Reflecting on the importance of black feminism, intersectionality, and prison abolitionism for today’s struggles, Davis discusses the legacies of previous liberation struggles, from the Black Freedom Movement to the South African anti-Apartheid movement. She highlights connections and analyzes today’s struggles against state terror, from Ferguson to Palestine.
Facing a world of outrageous injustice, Davis challenges us to imagine and build the movement for human liberation. And in doing so, she reminds us that “Freedom is a constant struggle.”
(You can also connect with me on Goodreads or scroll to the bottom of this page to see what’s on my reading list, I update it frequently)

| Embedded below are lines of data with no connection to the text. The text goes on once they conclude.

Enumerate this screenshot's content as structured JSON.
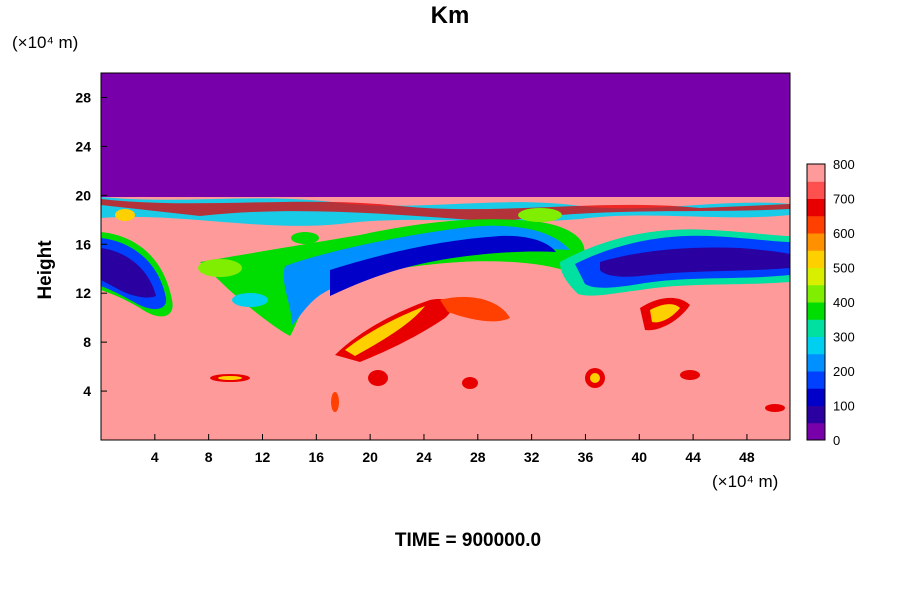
{
  "chart_data": {
    "type": "heatmap",
    "title": "Km",
    "ylabel": "Height",
    "x_unit": "(×10⁴ m)",
    "y_unit": "(×10⁴ m)",
    "x_ticks": [
      "4",
      "8",
      "12",
      "16",
      "20",
      "24",
      "28",
      "32",
      "36",
      "40",
      "44",
      "48"
    ],
    "x_tick_values": [
      4,
      8,
      12,
      16,
      20,
      24,
      28,
      32,
      36,
      40,
      44,
      48
    ],
    "y_ticks": [
      "4",
      "8",
      "12",
      "16",
      "20",
      "24",
      "28"
    ],
    "y_tick_values": [
      4,
      8,
      12,
      16,
      20,
      24,
      28
    ],
    "xlim": [
      0,
      51.2
    ],
    "ylim": [
      0,
      30
    ],
    "colorbar": {
      "ticks": [
        "800",
        "700",
        "600",
        "500",
        "400",
        "300",
        "200",
        "100",
        "0"
      ],
      "tick_values": [
        800,
        700,
        600,
        500,
        400,
        300,
        200,
        100,
        0
      ],
      "range": [
        0,
        800
      ],
      "colors": [
        "#7700aa",
        "#2a00a0",
        "#0000c8",
        "#0040ff",
        "#0090ff",
        "#00d0f0",
        "#00e0a0",
        "#00dd00",
        "#80ee00",
        "#d8f000",
        "#ffd000",
        "#ff9000",
        "#ff4000",
        "#e80000",
        "#ff5050",
        "#ff9a9a"
      ]
    },
    "annotation": "TIME = 900000.0"
  }
}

What I’ll be reflecting on when I celebrate Juneteenth
I’m in the middle of reevaluating my career trajectory. I want to challenge myself to think deeper around how I can make sure my path brings value to the fight for freedom my people are championing. In particular, a concept from “Unapologetic” that refuses to leave my soul is being a practitioner of healing justice.
Healing Justice is a framework that identifies how we can holistically respond to and intervene on generational trauma and violence and to bring collective practices that can impact and transform the consequences of oppression on our bodies, hearts and minds. Through this framework we continue to build political and philosophical convergences of healing inside of liberation movements and organizations. (Source: TransformHarm.org)
I see myself in this. Deep down, I know I’m meant to participate in healing.
I am motivated by the words of our beloved Assata Shakur:
“It is our duty to fight for our freedom.
It is our duty to win.
We must love each other and support each other.
We have nothing to lose but our chains.”
When did you start to celebrate Juneteenth? how will you celebrate this year?